Instrument & Deal Ticket
Upgrade.
Instrument and deal ticket management are critical to a trading platform's success. However, existing UX friction points were preventing users from fully realising the platform's potential. This project was initiated as a comprehensive, multi-stage discovery process to deeply understand the current state and identify opportunities for meaningful improvement.
Problem definition & approach.
The platform's deal ticket and instrument management experience had accumulated significant usability debt. Users faced barriers at nearly every stage of the trading journey — from discovering instruments to placing and confirming orders. Internal feedback and cross-team collaboration surfaced the need for a structured, evidence-based redesign approach.

01 — Feedback gathered across channels
An analysis of the home screen and key surfaces was carried out to identify usability gaps. This included consolidating feedback from 93 participants through surveys and cross-team collaboration with internal domain experts to capture both user-facing and business-facing pain points.

02 — Benchmarking core CFD competitors
A review of core CFD competitors was conducted to benchmark strengths and weaknesses across the industry and identify what a best-in-class trading UX looks like. This informed both the design direction and feature prioritisation.
eToro, IG, Plus500, Capital.com, CMC, XTB and Trading 212 were audited across default view, data density, expanded CTAs, pattern type and interaction behaviour.
03 — Journey Mapping
Core user flows were mapped across three stages — pre, during and post-engagement — to expose friction across the end-to-end experience.

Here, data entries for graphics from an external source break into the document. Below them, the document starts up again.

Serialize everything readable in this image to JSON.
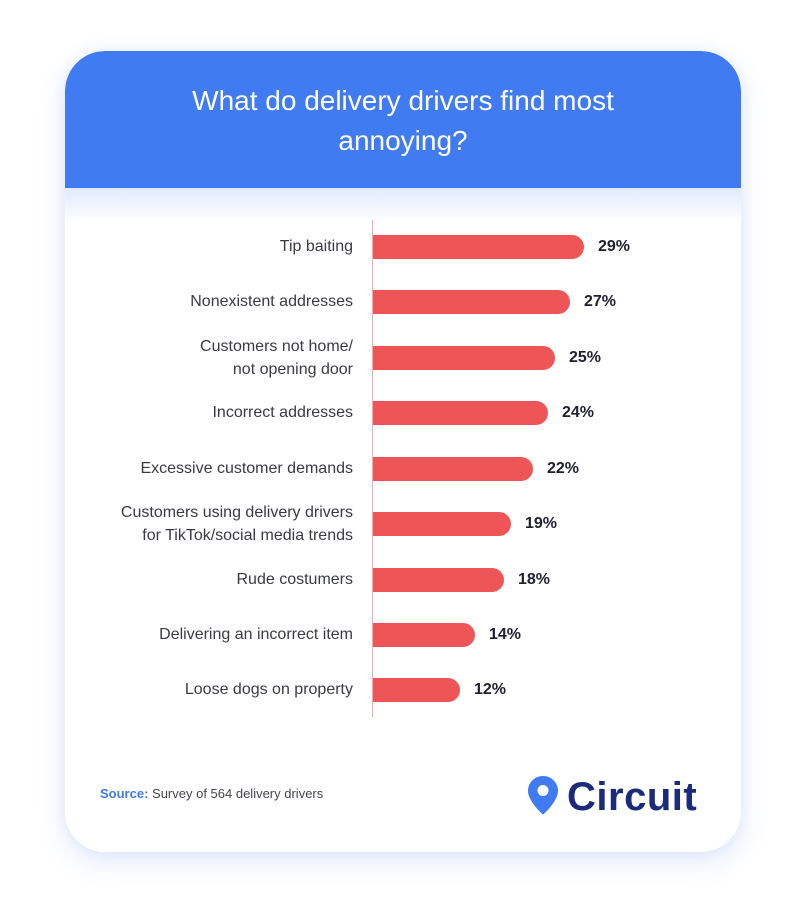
{
  "header": {
    "title": "What do delivery drivers find most annoying?"
  },
  "chart_data": {
    "type": "bar",
    "orientation": "horizontal",
    "title": "What do delivery drivers find most annoying?",
    "xlabel": "",
    "ylabel": "",
    "unit": "%",
    "categories": [
      "Tip baiting",
      "Nonexistent addresses",
      "Customers not home/ not opening door",
      "Incorrect addresses",
      "Excessive customer demands",
      "Customers using delivery drivers for TikTok/social media trends",
      "Rude costumers",
      "Delivering an incorrect item",
      "Loose dogs on property"
    ],
    "values": [
      29,
      27,
      25,
      24,
      22,
      19,
      18,
      14,
      12
    ],
    "labels": [
      "29%",
      "27%",
      "25%",
      "24%",
      "22%",
      "19%",
      "18%",
      "14%",
      "12%"
    ],
    "bar_color": "#ee5557",
    "grid": false,
    "legend": null
  },
  "rows": [
    {
      "label": "Tip baiting",
      "value": "29%"
    },
    {
      "label": "Nonexistent addresses",
      "value": "27%"
    },
    {
      "label": "Customers not home/ not opening door",
      "value": "25%"
    },
    {
      "label": "Incorrect addresses",
      "value": "24%"
    },
    {
      "label": "Excessive customer demands",
      "value": "22%"
    },
    {
      "label": "Customers using delivery drivers for TikTok/social media trends",
      "value": "19%"
    },
    {
      "label": "Rude costumers",
      "value": "18%"
    },
    {
      "label": "Delivering an incorrect item",
      "value": "14%"
    },
    {
      "label": "Loose dogs on property",
      "value": "12%"
    }
  ],
  "footer": {
    "source_label": "Source:",
    "source_text": " Survey of 564 delivery drivers",
    "logo_text": "Circuit",
    "logo_icon": "map-pin-icon"
  },
  "colors": {
    "header": "#407bf2",
    "bar": "#ee5557",
    "logo_text": "#1b2a7a",
    "logo_icon": "#407bf2",
    "source_label": "#407bf2"
  }
}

The research converged on four critical problem areas.
- Deal ticket is only accessible when 1-click Trading is disabled. Not flexible for users access from other entry
- Entry to one-clicked trade is not prominence that easy recognize to users
- Confirm the order and redirect the user to the instrument page, breaking away from the current context
- Unclear market status & overall symbol performance
- Open positions show only P&L, not current market price — traders need the price level
- No fractional lot size guidance (min/max not surfaced)
- Order details buried below the fold — easy to miss without scrolling
- Deal ticket launches half-screen, hiding SL&TP options and forcing awkward scrolling to set them
- Trade size input doesn't accommodate very large or very small sizes
- Timeframe switcher absent from the ticket — traders have to leave the ticket to change it
- No GTC / Day / IOC order expiry duration options
- Chart and order form feel disconnected — no way to drag TP/SL lines visually on the chart
Transparent · Informative · Simplified.
The overhaul was guided by a single UX/UI principle — Transparent · Informative · Simplified — to improve overall usability by reducing data density and clarifying information hierarchy, so that key trading actions feel grouped and contextual rather than scattered across the interface.

What we've changed
Relevant information are grouped together for users to focus on key info & primary actions needed
- 2-tab order type (Market / Limit+Stop) vs 3-segment toggle
- Collapsible Order Summary keeps the form scannable
- UXW simplified rather than repeating order details already visible on screen
Reduce color usage and visual clutter, and data density
- Generous whitespace between sections replaces hard dividers
- Lighter overall density makes the critical action (the Sell button) easier to reach visually
Increase information transparency to users by giving the right context
- Third SL input mode (Amount) added alongside Price and Pips
- −/+ steppers, and swipe sheet on price input for fine-tuned adjustments without the keyboard
Increase how information is communicated in a clear way
- Margin required and Available shown as clean label/value pairs
- Removes the progress bar and percentage breakdown — less data, faster to parse at the moment of placing a trade
What's Next.
Data collection is ongoing following the initial launch. A post-launch review is planned to evaluate whether the redesign has meaningfully moved the needle on friction reduction and trading confidence. Findings will inform the next iteration of the experience.